Democracia Socialista

Não basta condenar cada massacre sem ir às causas

O ataque das forças armadas de Israel contra o governo de Gaza, com milhares de vítimas, entre mortos e feridos, muitos de não combatentes, está despertando uma onda mundial de solidariedade aos moradores de Gaza e por tabela de apoio à causa palestina. Vistos como genocidas, os habitantes de Israel perdem a simpatia da opinião progressista, que começa a questionar se realmente o estado judeu continua tendo o direito a existir.

PAUL SINGER

É preciso ponderar que infelizmente esta “guerra de Gaza” é apenas mais um episódio de uma vendetta que opõe árabes e judeus desde os anos 1930, portanto há mais de duas gerações. Os que neste momento lançam foguetes contra civis, dos dois lados, são netos daqueles que iniciaram ações também genocidas numa época em que as duas comunidades ainda estavam sob o domínio do protetorado britânico. Não há espaço aqui para recordar os episódios destas guerras intermitentes. Mas não há dúvida que ambos os lados tomaram repetidamente a iniciativa de recorrer à força, quase sempre como resposta ou revide à agressão precedente do outro lado.
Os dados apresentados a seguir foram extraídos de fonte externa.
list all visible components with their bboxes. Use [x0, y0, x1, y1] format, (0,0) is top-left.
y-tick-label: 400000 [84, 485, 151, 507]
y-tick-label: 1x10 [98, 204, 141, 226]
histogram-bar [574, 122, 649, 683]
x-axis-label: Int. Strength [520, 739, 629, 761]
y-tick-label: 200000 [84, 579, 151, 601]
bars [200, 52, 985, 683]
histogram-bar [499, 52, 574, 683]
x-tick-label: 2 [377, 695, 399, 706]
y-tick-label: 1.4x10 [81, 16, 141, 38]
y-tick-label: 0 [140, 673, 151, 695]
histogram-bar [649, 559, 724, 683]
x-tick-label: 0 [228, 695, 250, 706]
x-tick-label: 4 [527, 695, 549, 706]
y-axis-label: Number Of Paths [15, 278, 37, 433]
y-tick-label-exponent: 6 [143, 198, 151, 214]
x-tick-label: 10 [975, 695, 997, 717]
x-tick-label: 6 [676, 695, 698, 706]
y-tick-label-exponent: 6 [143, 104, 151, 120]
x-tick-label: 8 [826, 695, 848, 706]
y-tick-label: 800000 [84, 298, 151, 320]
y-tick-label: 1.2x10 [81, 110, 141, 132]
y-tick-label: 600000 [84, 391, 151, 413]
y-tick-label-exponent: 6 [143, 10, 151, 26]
O que importa é reconhecer que dos dois lados – dos judeus e dos palestinos – há e sempre houve muita gente que abomina os massacres sofridos e os massacres perpetrados, com ânsia de construir bases consistentes de convivência entre os dois povos. Em vários momentos palestinos e judeus com este propósito foram maioria em suas comunidades e as negociações de paz entre os seus representantes políticos pareciam se encaminhar a um desfecho positivo. Nestes momentos os grupos que recusam qualquer conciliação – novamente dos dois lados – intensificam os ataques contra a população inimiga, o que nunca deixa de provocar revides ainda mais sangrentos. O resultado é que as correntes pacifistas judias e palestinas rapidamente perdem apoio para os intransigentes do seu próprio povo, levando ao fracasso o processo de paz encetado.

Este condicionamento recíproco não fica claro para grande parte da opinião pública mundial porque Israel goza de inegável superioridade militar em relação aos palestinos. Os atentados genocidas perpetrados pelo lado mais fraco têm dimensões menores e menos dramáticas que os perpetrados pelo lado mais forte, de modo que qualquer balanço de sangue derramado revela uma trágica ‘vantagem’ dos judeus. Consequentemente, pesa sobre eles uma parcela bem maior de responsabilidade pelos massacres havidos e em curso do que sobre os palestinos. Isto pode até ser justificado, mas em nada contribui para fazer cessar os massacres, pois é evidente que qualquer processo de trégua, armistício e paz exige demonstrações de vontade de transigir dos mais fortes e dos mais fracos.

Exigir neste momento que cessem os ataques israelis à população de Gaza é necessário, sendo de se notar as manifestações neste sentido de soldados israelis com apoio de intelectuais e personalidades judeus, dentro e fora de Israel. Provavelmente deve haver manifestações no mesmo sentido entre os palestinos. A única esperança de por fim à vendetta é dar apoio público em cada país àqueles que efetivamente lutam contra os acumuladores do ódio, tanto em Israel como nos territórios palestinos. Isto é exatamente o oposto do que fazem os que se manifestam ostensivamente a favor de um dos lados sem levar em consideração os direitos à vida em paz dos que se encontram do outro lado.

É preciso unir de fato judeus e árabes que sinceramente se dispõem a lutar pela paz, não só no Oriente Médio, mas nas Américas, na Europa, África, Ásia e Oceania. Só quando os que se recusam ao fratricídio dos dois lados se sentirem apoiados pela maioria da opinião pública mundial, crescerão as chances de paz entre judeus e palestinos. Se os sulafricanos, sob a liderança de Mandela,  conseguiram superar os traumas de décadas de apharteid, todos os protagonistas de conflitos aparentemente irreconciliáveis também podem. No Brasil, líderes das comunidades árabes e judias vêm trabalhando neste sentido e é preciso lhes dar apoio para que não esmoreçam antes que a construção da paz esteja assegurada.